Means we can focus on updating and managing our text rather than fighting with Powerpoint over bullet size and alignment. BibLaTeX is a useful bonus as well, since few people expect a well formed bibliography in a normal slide deck.

Having a good project history and practicing open scholarship with an OSF project

It is important to us to publicly document and archive our intermediate project outputs as well as our formal documents. While archives of milestones and reports, along with peer reviewed articles are the backbone of our reporting, they do not capture all of our reporting on the progress of the project.

It is our hope that by documenting our presentations, our management techniques for academic software engineering (Part 1, Part 2), and providing a version history for our academic thought as well as our software, we can leave a better legacy of knowledge to future academics struggling with the same problems. Far too often have we looked at 1, 5, and 10 year old projects whose funding has run out — and whose project infrastructure has vanished like leaves on the wind. Since we were frustrated with the academic record, we decided to make a conscious effort to leave a lasting historical legacy5 using practices of open scholarship.
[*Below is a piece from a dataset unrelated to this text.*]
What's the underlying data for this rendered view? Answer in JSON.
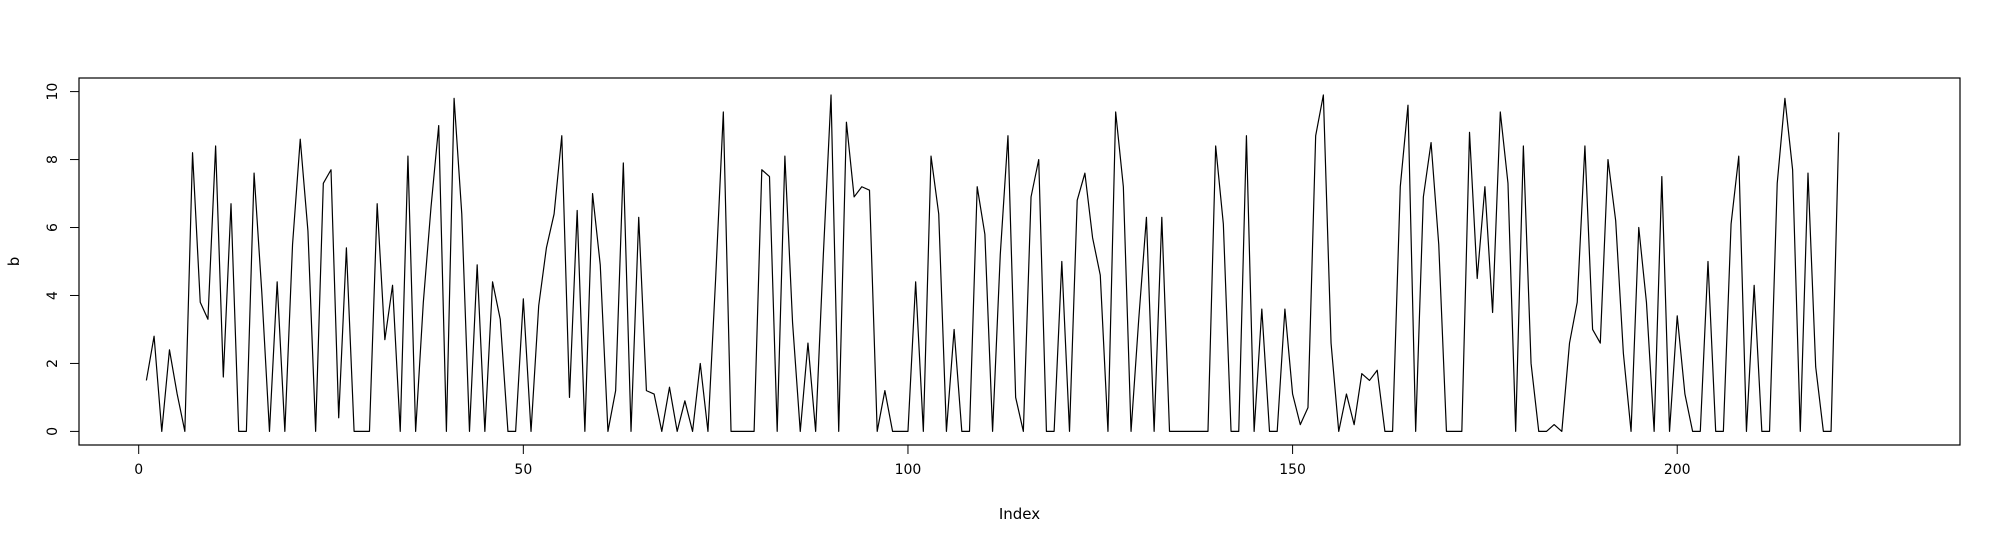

We have chosen to host all of our project outputs as components of our OSF FAIMS3 project because the Project > Component hierarchy fits this specific model than the flat “everything is a document” hierarchy of Zenodo. Zenodo, for this very same reason, is an excellent archive of our project formal reports which do not necessarily need to relate to each other, but need to have the document itself as the centre of attention.
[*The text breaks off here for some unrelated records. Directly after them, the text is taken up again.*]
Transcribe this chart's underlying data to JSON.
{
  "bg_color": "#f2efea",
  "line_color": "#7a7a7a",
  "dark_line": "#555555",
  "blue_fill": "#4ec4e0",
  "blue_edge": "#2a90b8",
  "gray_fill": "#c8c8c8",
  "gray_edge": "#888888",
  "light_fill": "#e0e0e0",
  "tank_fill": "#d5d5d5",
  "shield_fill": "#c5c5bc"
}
Version control and GitHub Actions

Because we don’t have endless copies of files sitting around on our local disks, we are able to use Git to name and capture specific moments in time. By using proper naming conventions, we can provide far better metadata than a filename — as well as the opportunity to explore how a given presentation has changed throughout its iterations. This is as true for software as it is for academic research and outputs.
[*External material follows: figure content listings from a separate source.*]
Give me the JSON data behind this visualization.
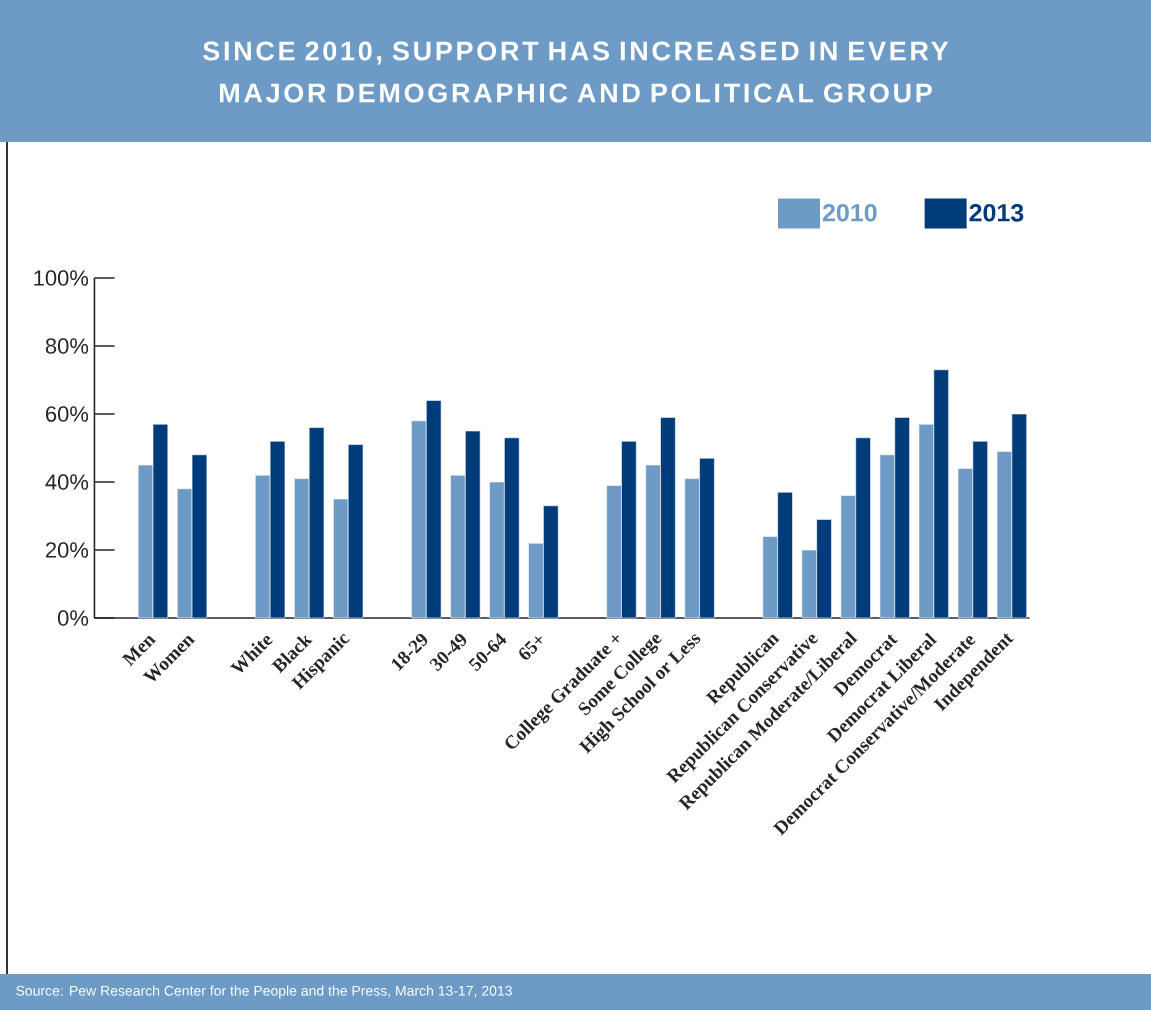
{
  "chart_data": {
    "type": "bar",
    "title": "SINCE 2010, SUPPORT HAS INCREASED IN EVERY MAJOR DEMOGRAPHIC AND POLITICAL GROUP",
    "categories": [
      "Men",
      "Women",
      null,
      "White",
      "Black",
      "Hispanic",
      null,
      "18-29",
      "30-49",
      "50-64",
      "65+",
      null,
      "College Graduate +",
      "Some College",
      "High School or Less",
      null,
      "Republican",
      "Republican Conservative",
      "Republican Moderate/Liberal",
      "Democrat",
      "Democrat Liberal",
      "Democrat Conservative/Moderate",
      "Independent"
    ],
    "series": [
      {
        "name": "2010",
        "color": "#6d9bc6",
        "values": [
          45,
          38,
          null,
          42,
          41,
          35,
          null,
          58,
          42,
          40,
          22,
          null,
          39,
          45,
          41,
          null,
          24,
          20,
          36,
          48,
          57,
          44,
          49
        ]
      },
      {
        "name": "2013",
        "color": "#003b7a",
        "values": [
          57,
          48,
          null,
          52,
          56,
          51,
          null,
          64,
          55,
          53,
          33,
          null,
          52,
          59,
          47,
          null,
          37,
          29,
          53,
          59,
          73,
          52,
          60
        ]
      }
    ],
    "ylim": [
      0,
      100
    ],
    "yticks": [
      {
        "value": 0,
        "label": "0%"
      },
      {
        "value": 20,
        "label": "20%"
      },
      {
        "value": 40,
        "label": "40%"
      },
      {
        "value": 60,
        "label": "60%"
      },
      {
        "value": 80,
        "label": "80%"
      },
      {
        "value": 100,
        "label": "100%"
      }
    ],
    "legend": "top right",
    "annotations": [
      "Source: Pew Research Center for the People and the Press, March 13-17, 2013"
    ]
  }
}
However, the process of compiling on Overleaf, saving, renaming, creating a release, and remembering to upload the right file to the release is mildly tedious. As such, once I was done migrating the presentation to the new format, I also wrote a Github Actions workflow (latex.yml) which could automatically produce and rename and attach the file. Thus, as new presentations are made and updated, we’ll never need to remember to attach a pdf downloaded from our local disks to achieve a scholastic record in GitHub releases. Soon, I hope to also automate the making of an OSF component, for even more automation and time-saving.

1

To be fair, actually looking at this chart — absent hyperbole — we do presentations a little less frequently than monthly, and the process of producing a release does take a little more than 5 minutes (give or take), so technically it’s not a failure per the chart — if one squints and is charitable. Pragmatically, it was also good practice using GitHub Actions, and good practice excuses many inefficiencies in the name of improving abilities.

2

Yes, we have a Google-slides version of our slide-branding template, because a) different project members have different levels of comfort with LaTeX and b) sometimes something ad hoc is needed, in a great hurry. We’re not perfect.

3

As someone who is “decent enough” at *TeX (I wrote my dissertation in ConTeXt, support open source journal typesetting, and have my students typeset their theses in LaTeX (MQ thesis LaTeX theme) — Vel’s LaTeX code is better and prettier than I could do in any reasonable time. I recommend his services.

4

I bet your slide deck doesn’t feature automatic citation management…

5

The relative proportion of historians and archaeologists amongst project leadership probably also has something to do with this decision.